Abstract:Occluded person re-identification (ReID) aims at matching occluded person images to holistic ones across different camera views. Target Pedestrians (TP) are usually disturbed by Non-Pedestrian Occlusions (NPO) and NonTarget Pedestrians (NTP). Previous methods mainly focus on increasing model's robustness against NPO while ignoring feature contamination from NTP. In this paper, we propose a novel Feature Erasing and Diffusion Network (FED) to simultaneously handle NPO and NTP. Specifically, NPO features are eliminated by our proposed Occlusion Erasing Module (OEM), aided by the NPO augmentation strategy which simulates NPO on holistic pedestrian images and generates precise occlusion masks. Subsequently, we Subsequently, we diffuse the pedestrian representations with other memorized features to synthesize NTP characteristics in the feature space which is achieved by a novel Feature Diffusion Module (FDM) through a learnable cross attention mechanism. With the guidance of the occlusion scores from OEM, the feature diffusion process is mainly conducted on visible body parts, which guarantees the quality of the synthesized NTP characteristics.

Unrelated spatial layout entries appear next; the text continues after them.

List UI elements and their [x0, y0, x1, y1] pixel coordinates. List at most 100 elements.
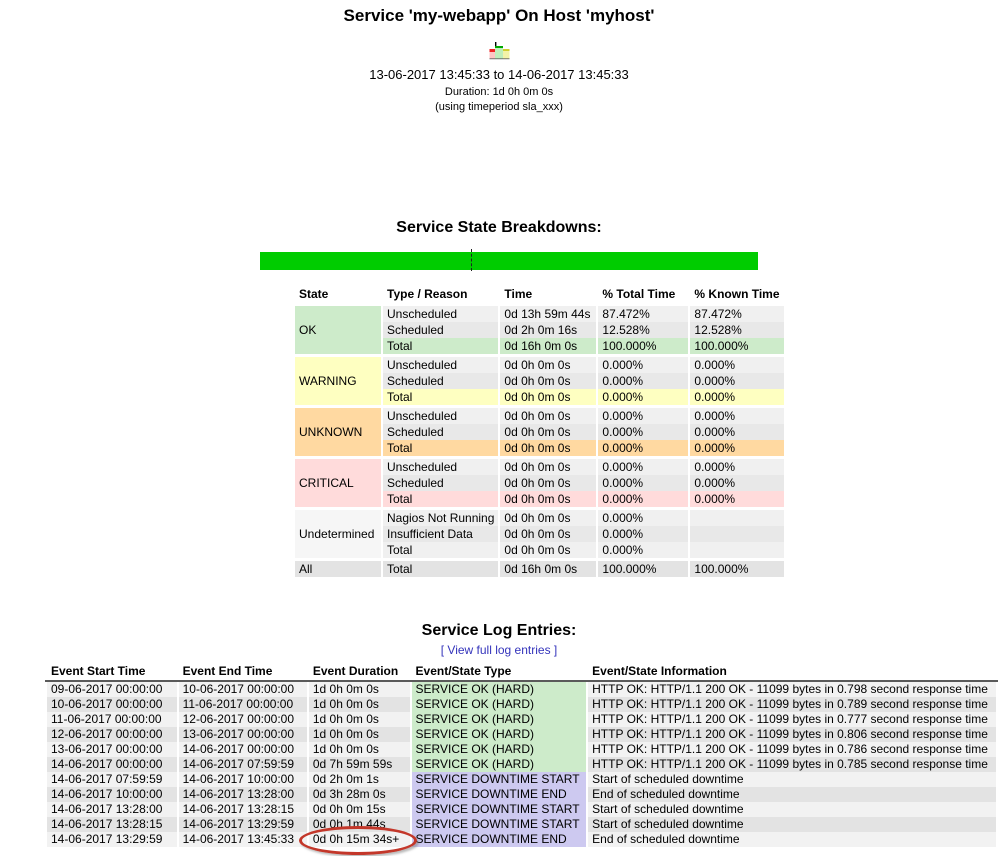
view-full-log-link[interactable]: [ View full log entries ]: [440, 643, 558, 657]
breakdown-cell-percent-known: 0.000%: [688, 424, 786, 440]
breakdown-cell-time: 0d 16h 0m 0s: [498, 338, 599, 357]
breakdown-cell-type-reason: Insufficient Data: [380, 526, 501, 542]
breakdown-cell-time: 0d 0h 0m 0s: [498, 542, 599, 561]
breakdown-cell-time: 0d 0h 0m 0s: [498, 526, 599, 542]
breakdown-cell-percent-total: 12.528%: [596, 322, 691, 338]
breakdown-header-time: Time: [498, 287, 599, 306]
breakdown-cell-type-reason: Total: [380, 542, 501, 561]
log-cell-start: 14-06-2017 13:28:15: [45, 817, 179, 832]
breakdown-header-known-time: % Known Time: [688, 287, 786, 306]
breakdown-row-unknown: Scheduled 0d 0h 0m 0s 0.000% 0.000%: [294, 424, 786, 440]
log-cell-duration: 0d 0h 0m 15s: [306, 802, 412, 817]
breakdown-row-unknown: UNKNOWN Unscheduled 0d 0h 0m 0s 0.000% 0.000…: [293, 405, 786, 458]
log-cell-info: Start of scheduled downtime: [586, 817, 998, 832]
breakdown-cell-time: 0d 0h 0m 0s: [498, 491, 599, 510]
breakdown-cell-time: 0d 0h 0m 0s: [498, 424, 599, 440]
breakdown-cell-percent-total: 0.000%: [596, 373, 691, 389]
breakdown-cell-percent-known: [688, 507, 786, 526]
log-cell-duration: 1d 0h 0m 0s: [306, 681, 412, 697]
log-cell-type: SERVICE DOWNTIME START: [409, 772, 589, 787]
breakdown-cell-percent-total: 0.000%: [596, 424, 691, 440]
breakdown-cell-time: 0d 13h 59m 44s: [498, 303, 599, 322]
breakdown-cell-time: 0d 0h 0m 0s: [498, 354, 599, 373]
breakdown-row-ok: Scheduled 0d 2h 0m 16s 12.528% 12.528%: [294, 322, 786, 338]
log-cell-type: SERVICE DOWNTIME START: [409, 802, 589, 817]
log-cell-start: 14-06-2017 10:00:00: [45, 787, 179, 802]
breakdown-row-ok: Total 0d 16h 0m 0s 100.000% 100.000%: [294, 338, 786, 357]
breakdown-row-undetermined: Undetermined Nagios Not Running 0d 0h 0m 0…: [293, 507, 786, 560]
breakdown-cell-type-reason: Total: [380, 558, 501, 580]
log-cell-duration: 0d 2h 0m 1s: [306, 772, 412, 787]
log-cell-info: End of scheduled downtime: [586, 787, 998, 802]
log-header-start: Event Start Time: [45, 664, 179, 682]
log-cell-type: SERVICE OK (HARD): [409, 697, 589, 712]
log-cell-info: HTTP OK: HTTP/1.1 200 OK - 11099 bytes i…: [586, 712, 998, 727]
log-cell-start: 14-06-2017 13:28:00: [45, 802, 179, 817]
log-cell-info: Start of scheduled downtime: [586, 802, 998, 817]
log-row: 09-06-2017 00:00:00 10-06-2017 00:00:00 1d…: [45, 681, 998, 697]
log-cell-duration: 0d 7h 59m 59s: [306, 757, 412, 772]
log-row: 12-06-2017 00:00:00 13-06-2017 00:00:00 1d…: [45, 727, 998, 742]
log-cell-info: HTTP OK: HTTP/1.1 200 OK - 11099 bytes i…: [586, 727, 998, 742]
log-cell-info: Start of scheduled downtime: [586, 772, 998, 787]
log-cell-start: 14-06-2017 13:29:59: [45, 832, 179, 847]
breakdown-cell-percent-total: 0.000%: [596, 389, 691, 408]
log-row: 14-06-2017 10:00:00 14-06-2017 13:28:00 0d…: [45, 787, 998, 802]
log-cell-info: HTTP OK: HTTP/1.1 200 OK - 11099 bytes i…: [586, 757, 998, 772]
breakdown-cell-percent-total: 100.000%: [596, 558, 691, 580]
breakdown-cell-percent-total: 0.000%: [596, 354, 691, 373]
breakdown-cell-percent-known: 12.528%: [688, 322, 786, 338]
breakdown-cell-percent-known: 0.000%: [688, 491, 786, 510]
trends-mini-chart-icon[interactable]: [489, 42, 510, 60]
breakdown-header-type-reason: Type / Reason: [380, 287, 501, 306]
log-cell-end: 11-06-2017 00:00:00: [176, 697, 309, 712]
page-title: Service 'my-webapp' On Host 'myhost': [343, 6, 655, 25]
breakdown-cell-time: 0d 0h 0m 0s: [498, 507, 599, 526]
breakdown-header-row: State Type / Reason Time % Total Time % …: [293, 287, 786, 306]
breakdown-cell-time: 0d 0h 0m 0s: [498, 389, 599, 408]
log-cell-end: 12-06-2017 00:00:00: [176, 712, 309, 727]
log-row: 11-06-2017 00:00:00 12-06-2017 00:00:00 1d…: [45, 712, 998, 727]
log-cell-end: 14-06-2017 13:29:59: [176, 817, 309, 832]
breakdown-cell-type-reason: Scheduled: [380, 424, 501, 440]
breakdown-cell-percent-known: 0.000%: [688, 440, 786, 459]
breakdown-cell-percent-total: 100.000%: [596, 338, 691, 357]
log-row: 14-06-2017 13:28:15 14-06-2017 13:29:59 0d…: [45, 817, 998, 832]
report-duration: Duration: 1d 0h 0m 0s: [444, 86, 554, 98]
breakdown-heading: Service State Breakdowns:: [396, 219, 602, 236]
log-cell-type: SERVICE OK (HARD): [409, 742, 589, 757]
log-cell-start: 14-06-2017 07:59:59: [45, 772, 179, 787]
log-cell-info: HTTP OK: HTTP/1.1 200 OK - 11099 bytes i…: [586, 742, 998, 757]
log-header-duration: Event Duration: [306, 664, 412, 682]
state-cell-all: All: [293, 558, 383, 580]
breakdown-row-all: All Total 0d 16h 0m 0s 100.000% 100.000%: [293, 558, 786, 580]
log-row: 14-06-2017 07:59:59 14-06-2017 10:00:00 0d…: [45, 772, 998, 787]
breakdown-cell-type-reason: Total: [380, 440, 501, 459]
breakdown-cell-percent-total: 0.000%: [596, 456, 691, 475]
log-cell-duration: 1d 0h 0m 0s: [306, 712, 412, 727]
breakdown-cell-percent-total: 0.000%: [596, 405, 691, 424]
log-cell-end: 14-06-2017 07:59:59: [176, 757, 309, 772]
log-header-end: Event End Time: [176, 664, 309, 682]
log-cell-info: HTTP OK: HTTP/1.1 200 OK - 11099 bytes i…: [586, 697, 998, 712]
log-cell-end: 14-06-2017 13:28:00: [176, 787, 309, 802]
breakdown-cell-type-reason: Total: [380, 389, 501, 408]
log-cell-duration: 1d 0h 0m 0s: [306, 727, 412, 742]
breakdown-cell-percent-total: 0.000%: [596, 542, 691, 561]
breakdown-cell-percent-known: [688, 526, 786, 542]
breakdown-cell-percent-known: 100.000%: [688, 558, 786, 580]
log-header-info: Event/State Information: [586, 664, 998, 682]
availability-report-page: { "header": { "title": "Service 'my-weba…: [0, 6, 998, 856]
state-cell-ok: OK: [293, 303, 383, 356]
breakdown-cell-type-reason: Scheduled: [380, 322, 501, 338]
breakdown-cell-percent-known: 0.000%: [688, 456, 786, 475]
breakdown-cell-percent-known: 0.000%: [688, 354, 786, 373]
log-entries-heading: Service Log Entries:: [421, 622, 577, 639]
breakdown-cell-time: 0d 0h 0m 0s: [498, 373, 599, 389]
log-cell-duration: 0d 0h 1m 44s: [306, 817, 412, 832]
breakdown-cell-percent-total: 0.000%: [596, 440, 691, 459]
state-breakdown-table: State Type / Reason Time % Total Time % …: [293, 287, 786, 580]
state-cell-unknown: UNKNOWN: [293, 405, 383, 458]
log-header-row: Event Start Time Event End Time Event Du…: [45, 664, 998, 682]
breakdown-cell-type-reason: Total: [380, 338, 501, 357]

By jointly optimizing OEM and FDM in our proposed FED network, we can greatly improve the model's perception ability towards TP and alleviate the influence of NPO and NTP. Furthermore, the proposed FDM only works as an auxiliary module for training and will be discarded in the inference phase, thus introducing little inference computational overhead. Experiments on occluded and holistic person ReID benchmarks demonstrate the superiority of FED over state-of-the-arts, where FED achieves 86.3% Rank-1 accuracy on Occluded-REID, surpassing others by at least 4.7%.